A research team led by David Pujol-Perich has published a CVPR 2026 paper revealing critical flaws in current Video Moment Retrieval (VMR) systems and proposing a solution. Their work demonstrates that models trained on descriptive captions fail dramatically when faced with real-world search queries, suffering from a 'language gap' due to linguistic under-specification and a 'multi-moment gap' when queries reference multiple events. The researchers created three modified benchmarks from popular datasets to expose these weaknesses, showing existing DETR-based architectures degrade significantly outside their training context.
The team identified 'decoder-query collapse' as the core technical problem, where architectures become ineffective at handling multi-moment queries. Their solution involves architectural modifications that increase active decoder queries, resulting in performance improvements of up to 14.82% mAP_m on standard search queries and 21.83% mAP_m specifically on multi-moment queries. This work represents a significant step toward practical video search systems that understand natural human queries rather than requiring perfectly descriptive captions, with implications for video editing, content moderation, and media analysis tools.
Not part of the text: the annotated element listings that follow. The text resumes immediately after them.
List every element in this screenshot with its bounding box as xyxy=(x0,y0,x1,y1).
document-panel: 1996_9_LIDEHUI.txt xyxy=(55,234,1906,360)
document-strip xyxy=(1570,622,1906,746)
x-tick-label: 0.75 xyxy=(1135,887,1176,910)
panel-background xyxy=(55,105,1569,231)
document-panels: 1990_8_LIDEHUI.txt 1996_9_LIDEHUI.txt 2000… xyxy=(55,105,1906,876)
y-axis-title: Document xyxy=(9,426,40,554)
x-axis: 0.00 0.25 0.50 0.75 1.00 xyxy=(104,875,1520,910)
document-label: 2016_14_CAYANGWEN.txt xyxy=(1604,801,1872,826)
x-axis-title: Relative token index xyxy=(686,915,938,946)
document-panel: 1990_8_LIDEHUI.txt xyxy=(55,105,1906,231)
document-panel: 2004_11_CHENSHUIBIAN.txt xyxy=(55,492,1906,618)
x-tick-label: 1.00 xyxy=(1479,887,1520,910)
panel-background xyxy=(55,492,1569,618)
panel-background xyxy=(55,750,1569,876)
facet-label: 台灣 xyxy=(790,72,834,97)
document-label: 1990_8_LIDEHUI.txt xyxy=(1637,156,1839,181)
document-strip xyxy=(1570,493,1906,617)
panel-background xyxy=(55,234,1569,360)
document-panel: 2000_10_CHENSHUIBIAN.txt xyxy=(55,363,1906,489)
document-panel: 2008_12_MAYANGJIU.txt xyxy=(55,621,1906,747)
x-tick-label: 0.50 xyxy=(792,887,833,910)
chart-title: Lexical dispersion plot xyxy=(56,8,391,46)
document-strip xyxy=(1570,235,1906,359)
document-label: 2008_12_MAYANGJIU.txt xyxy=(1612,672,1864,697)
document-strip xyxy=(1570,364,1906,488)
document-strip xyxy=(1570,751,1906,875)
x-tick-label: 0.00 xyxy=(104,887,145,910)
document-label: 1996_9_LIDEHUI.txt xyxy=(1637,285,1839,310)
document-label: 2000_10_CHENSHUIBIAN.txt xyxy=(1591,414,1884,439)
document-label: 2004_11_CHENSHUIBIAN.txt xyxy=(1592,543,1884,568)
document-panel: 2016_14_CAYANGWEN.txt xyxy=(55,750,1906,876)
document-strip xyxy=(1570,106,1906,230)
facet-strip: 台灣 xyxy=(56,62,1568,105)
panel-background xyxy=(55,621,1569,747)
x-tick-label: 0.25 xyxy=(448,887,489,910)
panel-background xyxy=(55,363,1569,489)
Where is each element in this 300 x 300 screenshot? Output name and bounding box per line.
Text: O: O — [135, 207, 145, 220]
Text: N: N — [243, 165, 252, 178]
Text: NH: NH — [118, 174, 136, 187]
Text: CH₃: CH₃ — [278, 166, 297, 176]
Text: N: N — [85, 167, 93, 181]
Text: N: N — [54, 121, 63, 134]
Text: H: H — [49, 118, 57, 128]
- Identified 'decoder-query collapse' as key failure in DETR architectures for multi-moment video queries
- Created three new benchmarks showing up to 21.83% performance gap on real search queries
- Architectural modifications improve multi-moment search accuracy by 21.83% mAP_m over existing methods
Why It Matters
Enables practical video search with natural language queries instead of requiring perfectly descriptive captions.